Ascertainment bias in studies of human genome-wide polymorphism (original) (raw)

  1. Andrew G. Clark1,2,4,
  2. Melissa J. Hubisz2,
  3. Carlos D. Bustamante2,
  4. Scott H. Williamson2, and
  5. Rasmus Nielsen3
  6. 1 Molecular Biology and Genetics and Computational Biology, Cornell University, Ithaca, New York 14853, USA
  7. 2 Biological Statistics and Computational Biology, Cornell University, Ithaca, New York 14853, USA
  8. 3 Center for Bioinformatics, University of Copenhagen, Copenhagen, 2100 KbhØ, Denmark

Abstract

Large-scale SNP genotyping studies rely on an initial assessment of nucleotide variation to identify sites in the DNA sequence that harbor variation among individuals. This “SNP discovery” sample may be quite variable in size and composition, and it has been well established that properties of the SNPs that are found are influenced by the discovery sampling effort. The International HapMap project relied on nearly any piece of information available to identify SNPs—including BAC end sequences, shotgun reads, and differences between public and private sequences—and even made use of chimpanzee data to confirm human sequence differences. In addition, the ascertainment criteria shifted from using only SNPs that had been validated in population samples, to double-hit SNPs, to finally accepting SNPs that were singletons in small discovery samples. In contrast, Perlegen's primary discovery was a resequencing-by-hybridization effort using the 24 people of diverse origin in the Polymorphism Discovery Resource. Here we take these two data sets and contrast two basic summary statistics, heterozygosity and FST, as well as the site frequency spectra, for 500-kb windows spanning the genome. The magnitude of disparity between these samples in these measures of variability indicates that population genetic analysis on the raw genotype data is ill advised.

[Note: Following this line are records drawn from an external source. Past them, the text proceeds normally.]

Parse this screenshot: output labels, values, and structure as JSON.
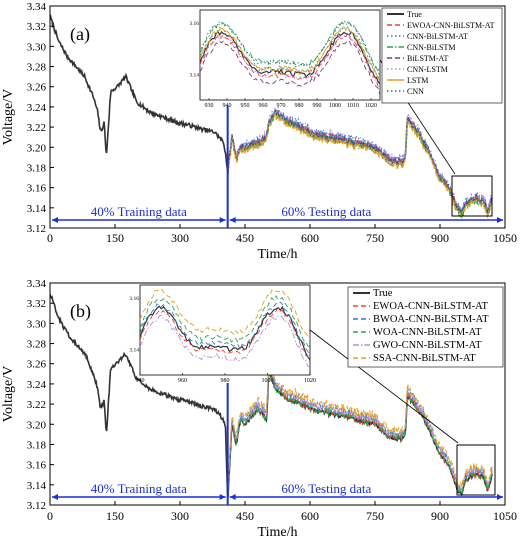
{
  "chart_data": [
    {
      "type": "line",
      "panel_label": "(a)",
      "xlabel": "Time/h",
      "ylabel": "Voltage/V",
      "xlim": [
        0,
        1050
      ],
      "ylim": [
        3.12,
        3.34
      ],
      "xticks": [
        0,
        150,
        300,
        450,
        600,
        750,
        900,
        1050
      ],
      "yticks": [
        3.12,
        3.14,
        3.16,
        3.18,
        3.2,
        3.22,
        3.24,
        3.26,
        3.28,
        3.3,
        3.32,
        3.34
      ],
      "grid": false,
      "legend_position": "top-right (inside inset)",
      "split_x": 410,
      "annotations": [
        "40% Training data",
        "60% Testing data"
      ],
      "inset": {
        "xlim": [
          925,
          1025
        ],
        "ylim": [
          3.13,
          3.165
        ],
        "xticks": [
          930,
          940,
          950,
          960,
          970,
          980,
          990,
          1000,
          1010,
          1020
        ],
        "yticks": [
          3.14,
          3.16
        ],
        "zoom_box_x": [
          940,
          1020
        ],
        "zoom_box_y": [
          3.128,
          3.162
        ]
      },
      "series": [
        {
          "name": "True",
          "color": "#333333",
          "dash": "solid"
        },
        {
          "name": "EWOA-CNN-BiLSTM-AT",
          "color": "#e8403a",
          "dash": "dash"
        },
        {
          "name": "CNN-BiLSTM-AT",
          "color": "#2e7fd0",
          "dash": "dot"
        },
        {
          "name": "CNN-BiLSTM",
          "color": "#2aa84a",
          "dash": "dashdot"
        },
        {
          "name": "BiLSTM-AT",
          "color": "#7a3a8a",
          "dash": "dash"
        },
        {
          "name": "CNN-LSTM",
          "color": "#b58ae0",
          "dash": "dot"
        },
        {
          "name": "LSTM",
          "color": "#e0a020",
          "dash": "solid"
        },
        {
          "name": "CNN",
          "color": "#1f6f8b",
          "dash": "dot"
        }
      ],
      "true_series": {
        "x": [
          0,
          20,
          40,
          60,
          80,
          100,
          110,
          115,
          118,
          125,
          130,
          140,
          155,
          165,
          175,
          200,
          230,
          260,
          290,
          320,
          350,
          380,
          400,
          405,
          410,
          420,
          430,
          440,
          450,
          480,
          500,
          505,
          520,
          550,
          580,
          610,
          650,
          700,
          750,
          780,
          810,
          820,
          825,
          830,
          850,
          880,
          900,
          920,
          940,
          950,
          960,
          980,
          1000,
          1010,
          1020
        ],
        "y": [
          3.33,
          3.305,
          3.29,
          3.28,
          3.27,
          3.25,
          3.235,
          3.22,
          3.215,
          3.225,
          3.19,
          3.255,
          3.26,
          3.265,
          3.27,
          3.245,
          3.235,
          3.23,
          3.225,
          3.222,
          3.218,
          3.215,
          3.205,
          3.195,
          3.175,
          3.21,
          3.19,
          3.2,
          3.2,
          3.205,
          3.21,
          3.225,
          3.235,
          3.225,
          3.22,
          3.213,
          3.21,
          3.205,
          3.2,
          3.188,
          3.185,
          3.19,
          3.23,
          3.225,
          3.215,
          3.19,
          3.17,
          3.16,
          3.14,
          3.135,
          3.145,
          3.15,
          3.148,
          3.135,
          3.15
        ]
      }
    },
    {
      "type": "line",
      "panel_label": "(b)",
      "xlabel": "Time/h",
      "ylabel": "Voltage/V",
      "xlim": [
        0,
        1050
      ],
      "ylim": [
        3.12,
        3.34
      ],
      "xticks": [
        0,
        150,
        300,
        450,
        600,
        750,
        900,
        1050
      ],
      "yticks": [
        3.12,
        3.14,
        3.16,
        3.18,
        3.2,
        3.22,
        3.24,
        3.26,
        3.28,
        3.3,
        3.32,
        3.34
      ],
      "grid": false,
      "legend_position": "right",
      "split_x": 410,
      "annotations": [
        "40% Training data",
        "60% Testing data"
      ],
      "inset": {
        "xlim": [
          940,
          1020
        ],
        "ylim": [
          3.13,
          3.165
        ],
        "xticks": [
          940,
          960,
          980,
          1000,
          1020
        ],
        "yticks": [
          3.14,
          3.16
        ],
        "zoom_box_x": [
          945,
          1020
        ],
        "zoom_box_y": [
          3.128,
          3.17
        ]
      },
      "series": [
        {
          "name": "True",
          "color": "#333333",
          "dash": "solid"
        },
        {
          "name": "EWOA-CNN-BiLSTM-AT",
          "color": "#e8403a",
          "dash": "dash"
        },
        {
          "name": "BWOA-CNN-BiLSTM-AT",
          "color": "#2e7fd0",
          "dash": "dash"
        },
        {
          "name": "WOA-CNN-BiLSTM-AT",
          "color": "#2aa84a",
          "dash": "dash"
        },
        {
          "name": "GWO-CNN-BiLSTM-AT",
          "color": "#b58ae0",
          "dash": "dashdot"
        },
        {
          "name": "SSA-CNN-BiLSTM-AT",
          "color": "#e0a020",
          "dash": "dash"
        }
      ],
      "true_series": {
        "x": [
          0,
          20,
          40,
          60,
          80,
          100,
          110,
          115,
          118,
          125,
          130,
          140,
          155,
          165,
          175,
          200,
          230,
          260,
          290,
          320,
          350,
          380,
          400,
          405,
          410,
          420,
          430,
          440,
          450,
          480,
          500,
          505,
          520,
          550,
          580,
          610,
          650,
          700,
          750,
          780,
          810,
          820,
          825,
          830,
          850,
          880,
          900,
          920,
          940,
          950,
          960,
          980,
          1000,
          1010,
          1020
        ],
        "y": [
          3.33,
          3.305,
          3.29,
          3.28,
          3.27,
          3.25,
          3.235,
          3.22,
          3.215,
          3.225,
          3.19,
          3.255,
          3.26,
          3.265,
          3.27,
          3.245,
          3.235,
          3.23,
          3.225,
          3.222,
          3.218,
          3.215,
          3.205,
          3.195,
          3.125,
          3.2,
          3.18,
          3.205,
          3.2,
          3.215,
          3.205,
          3.255,
          3.235,
          3.225,
          3.22,
          3.213,
          3.21,
          3.205,
          3.2,
          3.188,
          3.185,
          3.19,
          3.23,
          3.225,
          3.215,
          3.19,
          3.17,
          3.16,
          3.135,
          3.13,
          3.145,
          3.15,
          3.148,
          3.135,
          3.15
        ]
      }
    }
  ]
}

Given the knowledge of the discovery samples, we perform an ascertainment correction and show how the post-correction data are more consistent across these studies. However, discrepancies persist, suggesting that the heterogeneity in the SNP discovery process of the HapMap project resulted in a data set resistant to complete ascertainment correction. Ascertainment bias will likely erode the power of tests of association between SNPs and complex disorders, but the effect will likely be small, and perhaps more importantly, it is unlikely that the bias will introduce false-positive inferences.